Jude s’incarica infatti di portare a compimento, rivisitandolo, un progetto mai realizzato di Ėjzenštejn: comporre i gesti di Robert Macaire – personaggio della cultura popolare francese che incarna l’imbroglione senza scrupoli – così come ritratti nell’omonima serie di litografie di Honoré Daumier. Jude combina il rigore della ricerca filologica con la sfrontatezza dell’approccio satirico, utilizzando l’immagine storica per commentare alcuni fatti d’oggi e confermando la potenza ferocemente idiosincratica della sua inimitabile voce autoriale.
Già celebrata per i suoi precedenti corti d’animazione, la regista slovena Špela Čadež stupisce ancora una volta con Steakhouse, presentato nel Concorso internazionale.
Fra le quattro mura di un appartamento fumoso, un marito affamato prende a cucinare impazientemente una bistecca lasciata a marinare a lungo. Ma la moglie ritarda, trattenuta in ufficio dai colleghi che decidono di festeggiarla con un party a sorpresa.
Mentre la cortina di fumo si fa sempre più spessa, quella che inizia come una storia apparentemente semplice diventa il racconto graffiante e narrativamente sorprendente delle ombre che si celano fra le pareti domestiche.
Un’animazione impeccabile, percorsa da una furia tanto raffinata quanto conturbante, al contempo spaventosa e divertente. Deliziosamente appagante.
Al centro di In Flow of Words (sempre nel Concorso internazionale), nuovo lavoro dell’artista e documentarista olandese Eliane Esther Bots, le voci di tre interpreti che prestano servizio al Tribunale penale internazionale per l’Ex-Jugoslavia.
Oltre le regole della legge, i rituali del procedimento giudiziario, la neutralità del servizio linguistico, e rimossa la campana di vetro che li vuole invisibili e distaccati, per la prima volta gli interpreti danno voce ai loro sentimenti e alle loro storie personali.

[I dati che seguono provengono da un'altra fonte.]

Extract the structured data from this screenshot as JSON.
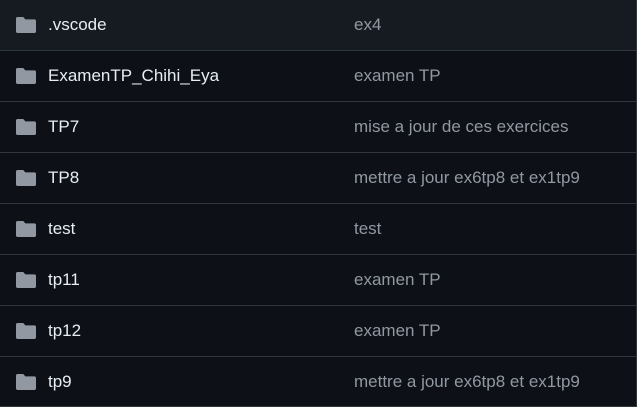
{
  "colors": {
    "background": "#0d1117",
    "border": "#30363d",
    "name_text": "#e6edf3",
    "message_text": "#9198a1",
    "folder_icon": "#9198a1"
  },
  "file_list": {
    "rows": [
      {
        "icon": "folder-icon",
        "name": ".vscode",
        "message": "ex4"
      },
      {
        "icon": "folder-icon",
        "name": "ExamenTP_Chihi_Eya",
        "message": "examen TP"
      },
      {
        "icon": "folder-icon",
        "name": "TP7",
        "message": "mise a jour de ces exercices"
      },
      {
        "icon": "folder-icon",
        "name": "TP8",
        "message": "mettre a jour ex6tp8 et ex1tp9"
      },
      {
        "icon": "folder-icon",
        "name": "test",
        "message": "test"
      },
      {
        "icon": "folder-icon",
        "name": "tp11",
        "message": "examen TP"
      },
      {
        "icon": "folder-icon",
        "name": "tp12",
        "message": "examen TP"
      },
      {
        "icon": "folder-icon",
        "name": "tp9",
        "message": "mettre a jour ex6tp8 et ex1tp9"
      }
    ]
  }
}
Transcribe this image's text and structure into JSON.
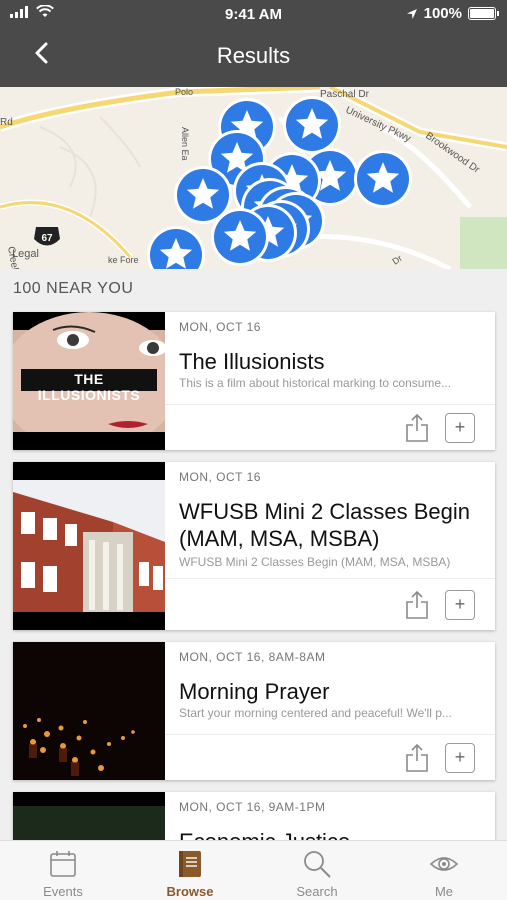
{
  "status_bar": {
    "time": "9:41 AM",
    "battery": "100%"
  },
  "nav": {
    "title": "Results"
  },
  "map": {
    "streets": [
      "Paschal Dr",
      "University Pkwy",
      "Brookwood Dr",
      "Allen Ea",
      "Polo",
      "Rd",
      "Creek",
      "Dr",
      "ke Fore"
    ],
    "route_marker": "67",
    "legal": "Legal",
    "pin_color": "#2f7be5"
  },
  "section": {
    "heading": "100 NEAR YOU"
  },
  "events": [
    {
      "date": "MON, OCT 16",
      "title": "The Illusionists",
      "desc": "This is a film about historical marking to consume...",
      "thumb_caption": "THE ILLUSIONISTS"
    },
    {
      "date": "MON, OCT 16",
      "title": "WFUSB Mini 2 Classes Begin (MAM, MSA, MSBA)",
      "desc": "WFUSB Mini 2 Classes Begin (MAM, MSA, MSBA)"
    },
    {
      "date": "MON, OCT 16, 8AM-8AM",
      "title": "Morning Prayer",
      "desc": "Start your morning centered and peaceful! We'll p..."
    },
    {
      "date": "MON, OCT 16, 9AM-1PM",
      "title": "Economic Justice"
    }
  ],
  "tabs": [
    {
      "label": "Events",
      "icon": "calendar-icon"
    },
    {
      "label": "Browse",
      "icon": "book-icon",
      "active": true
    },
    {
      "label": "Search",
      "icon": "search-icon"
    },
    {
      "label": "Me",
      "icon": "eye-icon"
    }
  ],
  "colors": {
    "nav_bg": "#4a4a4a",
    "accent": "#8b5a2b",
    "pin": "#2f7be5"
  }
}
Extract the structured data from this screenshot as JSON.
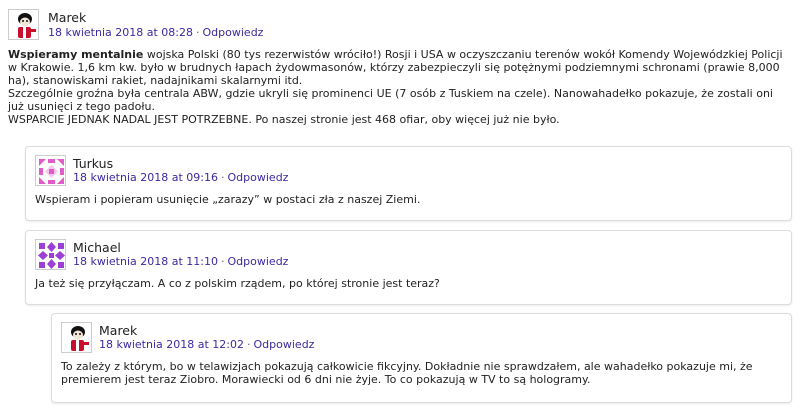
{
  "comments": [
    {
      "author": "Marek",
      "date_link": "18 kwietnia 2018 at 08:28",
      "reply_label": "Odpowiedz",
      "avatar_icon": "cartoon-character-avatar",
      "lead_bold": "Wspieramy mentalnie",
      "body_lines": [
        " wojska Polski (80 tys rezerwistów wróciło!) Rosji i USA w oczyszczaniu terenów wokół Komendy Wojewódzkiej Policji w Krakowie. 1,6 km kw. było w brudnych łapach żydowmasonów, którzy zabezpieczyli się potężnymi podziemnymi schronami (prawie 8,000 ha), stanowiskami rakiet, nadajnikami skalarnymi itd.",
        "Szczególnie groźna była centrala ABW, gdzie ukryli się prominenci UE (7 osób z Tuskiem na czele). Nanowahadełko pokazuje, że zostali oni już usunięci z tego padołu.",
        "WSPARCIE JEDNAK NADAL JEST POTRZEBNE. Po naszej stronie jest 468 ofiar, oby więcej już nie było."
      ]
    },
    {
      "author": "Turkus",
      "date_link": "18 kwietnia 2018 at 09:16",
      "reply_label": "Odpowiedz",
      "avatar_icon": "pink-geometric-identicon",
      "body": "Wspieram i popieram usunięcie „zarazy” w postaci zła z naszej Ziemi."
    },
    {
      "author": "Michael",
      "date_link": "18 kwietnia 2018 at 11:10",
      "reply_label": "Odpowiedz",
      "avatar_icon": "purple-geometric-identicon",
      "body": "Ja też się przyłączam. A co z polskim rządem, po której stronie jest teraz?"
    },
    {
      "author": "Marek",
      "date_link": "18 kwietnia 2018 at 12:02",
      "reply_label": "Odpowiedz",
      "avatar_icon": "cartoon-character-avatar",
      "body": "To zależy z którym, bo w telawizjach pokazują całkowicie fikcyjny. Dokładnie nie sprawdzałem, ale wahadełko pokazuje mi, że premierem jest teraz Ziobro. Morawiecki od 6 dni nie żyje. To co pokazują w TV to są hologramy."
    }
  ],
  "colors": {
    "link": "#3b2aa0",
    "border": "#dcdcdc",
    "identicon_pink": "#e05cc8",
    "identicon_purple": "#9b3fd6"
  }
}
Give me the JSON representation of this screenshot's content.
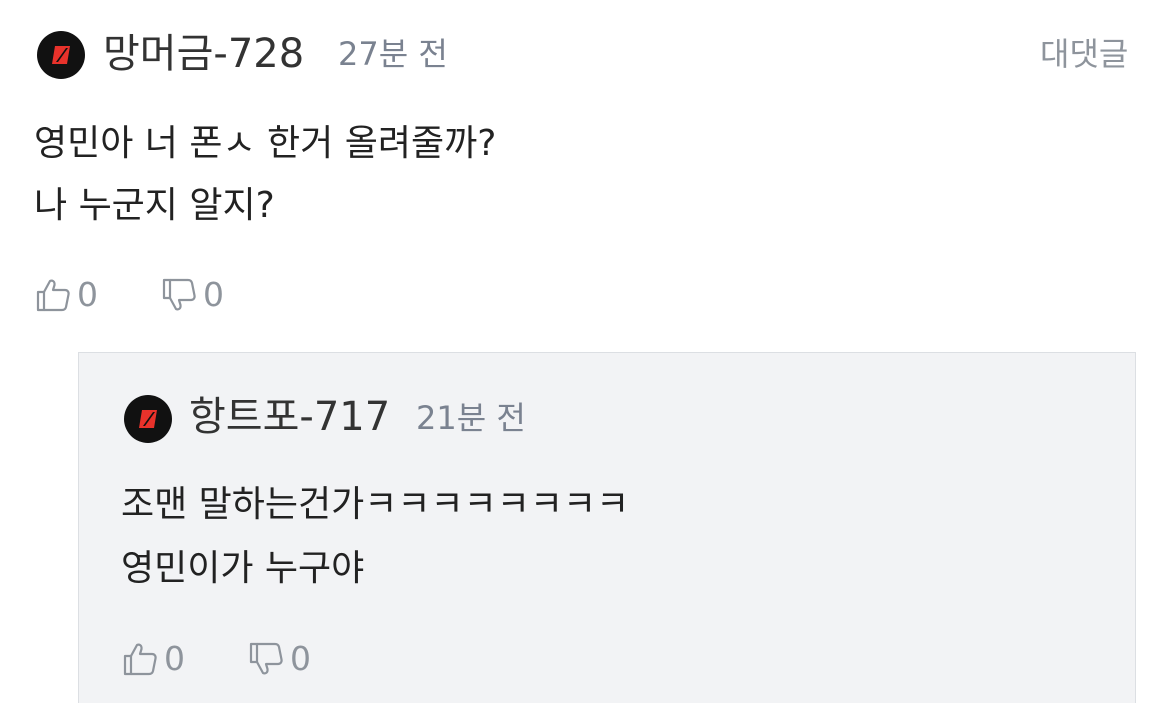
{
  "comment": {
    "username": "망머금-728",
    "time": "27분 전",
    "reply_label": "대댓글",
    "lines": [
      "영민아 너 폰ㅅ 한거 올려줄까?",
      "나 누군지 알지?"
    ],
    "likes": "0",
    "dislikes": "0"
  },
  "reply": {
    "username": "항트포-717",
    "time": "21분 전",
    "lines": [
      "조맨 말하는건가ㅋㅋㅋㅋㅋㅋㅋㅋ",
      "영민이가 누구야"
    ],
    "likes": "0",
    "dislikes": "0"
  },
  "colors": {
    "avatar_bg": "#111111",
    "avatar_mark": "#e8322b",
    "reply_bg": "#f2f3f5",
    "muted_text": "#8e949c"
  },
  "icons": {
    "avatar": "red-slash-logo-icon",
    "like": "thumbs-up-icon",
    "dislike": "thumbs-down-icon"
  }
}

È così che il film propone un cambio di prospettiva radicale sull’elaborazione dei traumi della Storia, i crimini di guerra, le vittime e i carnefici del conflitto balcanico. Il risultato è un’opera di grande potenza formale, toccante, terrificante, emotivamente potentissima.
Prodotto dalla ZHDK di Zurigo, Es muss di Jumana Issa e Flavio Luca Marano inaugura il Concorso nazionale con un film dall’incedere implacabile.
È la storia di Silvia, una donna di mezza età che nel corso di un’unica giornata si vede licenziata ad un passo dalla pensione, viene multata durante un controllo stradale e infine messa da parte dalla direttrice del coro della chiesa, durante le prove del suo assolo sulle note dell’Ave Maria.
In un’escalation di inquadrature taglienti, la giovane coppia di registi monta e fa esplodere la tensione del racconto sfruttando al meglio una brillante intuizione dello sguardo: è possibile trovare ironia anche nei recessi della miseria umana ed è cosa buona e giusta celebrarla in un atto finale di silente, grandiosa resistenza.
Il programma si chiude con un’esplosione di irriverenza e follia cinematografica: il nuovo enfant prodige del cinema francese Alexis Langlois presenta nel Concorso internazionale Les Démons de Dorothy.
Una visione delirante: il mondo de Il mago di Oz popolato da amazzoni transessuali, un 8 ½ ai tempi del trash della serialità televisiva.
Dorothy è un’aspirante regista che non riesce a produrre il film dei suoi sogni: un’avventura queer in cui biker dai seni enormi dichiarano guerra al patriarcato. Gli echi di sirene del mainstream bussano alla porta e con loro si spalanca l’abisso di un incubo abbagliante.
Il talento a briglia sciolta di Langlois rielabora pulsioni sessuali, frustrazioni artistiche e i simulacri della cultura gay pop contemporanea al servizio di una sfavillante satira dell’industria cinematografica. Una caduta libera nei territori della creatività più sfrenata.